Is anything as it seems? Do they even play with a bat and ball? What is happening?!
Existential dread wilts in Bananaland. This is the team that turns strikeouts to potassium. Trust that this action is informed by a strange, unshakable love for baseball.
Will we recognize any of these Bananas?
None of the current players achieved MLB fame, but several have established themselves as comic performers, internet personalities and delightful novelties. Dakota Albritton is the best known of the Banana bunch, because he charts at 10-foot-9 on his trademark stilts. Seeing is believing, and oh, how we will now believe:
Wait, they really play like this?
The stilts are just the tip of the iceberg, if that iceberg were a colossal frozen banana.
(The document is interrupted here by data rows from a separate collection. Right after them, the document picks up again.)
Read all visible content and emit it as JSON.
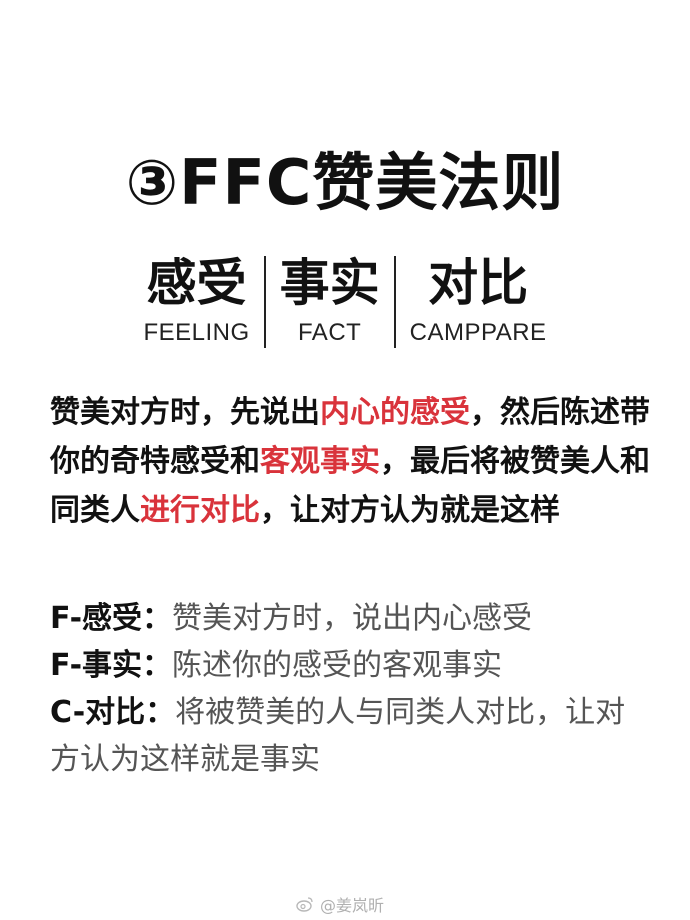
{
  "title": "③FFC赞美法则",
  "pillars": [
    {
      "cn": "感受",
      "en": "FEELING"
    },
    {
      "cn": "事实",
      "en": "FACT"
    },
    {
      "cn": "对比",
      "en": "CAMPPARE"
    }
  ],
  "paragraph": {
    "p1": "赞美对方时，先说出",
    "h1": "内心的感受",
    "p2": "，然后陈述带你的奇特感受和",
    "h2": "客观事实",
    "p3": "，最后将被赞美人和同类人",
    "h3": "进行对比",
    "p4": "，让对方认为就是这样"
  },
  "definitions": [
    {
      "key": "F-感受：",
      "value": "赞美对方时，说出内心感受"
    },
    {
      "key": "F-事实：",
      "value": "陈述你的感受的客观事实"
    },
    {
      "key": "C-对比：",
      "value": "将被赞美的人与同类人对比，让对方认为这样就是事实"
    }
  ],
  "watermark": "@姜岚昕",
  "colors": {
    "highlight": "#d9333b",
    "text": "#111111",
    "muted": "#555555"
  }
}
Here is a limited list of Banana Ball occurrences:
- Trampoline pitchers
- Literal flamethrowers
- Synchronized twerking (umpire included)
- First dates in the middle of at-bats
- “Top Gun” recreations
- Gymnastic splits (to shrink the strike zone, of course)
- Musical performance (from the Stephen Schwartz original songbook)
- Walks on the yellow carpet (“Dolce and Banana”)
Come for the Bananas, stay for Ham Porter or Travis Hunter. We may even wake up every evening with big smiles on our faces:
Yeah, a locally originated band could pop out in addition to the retired baseball heroes. If Chicago suburbanites Plain White T’s happen to barge in, just don’t say we didn’t warn you.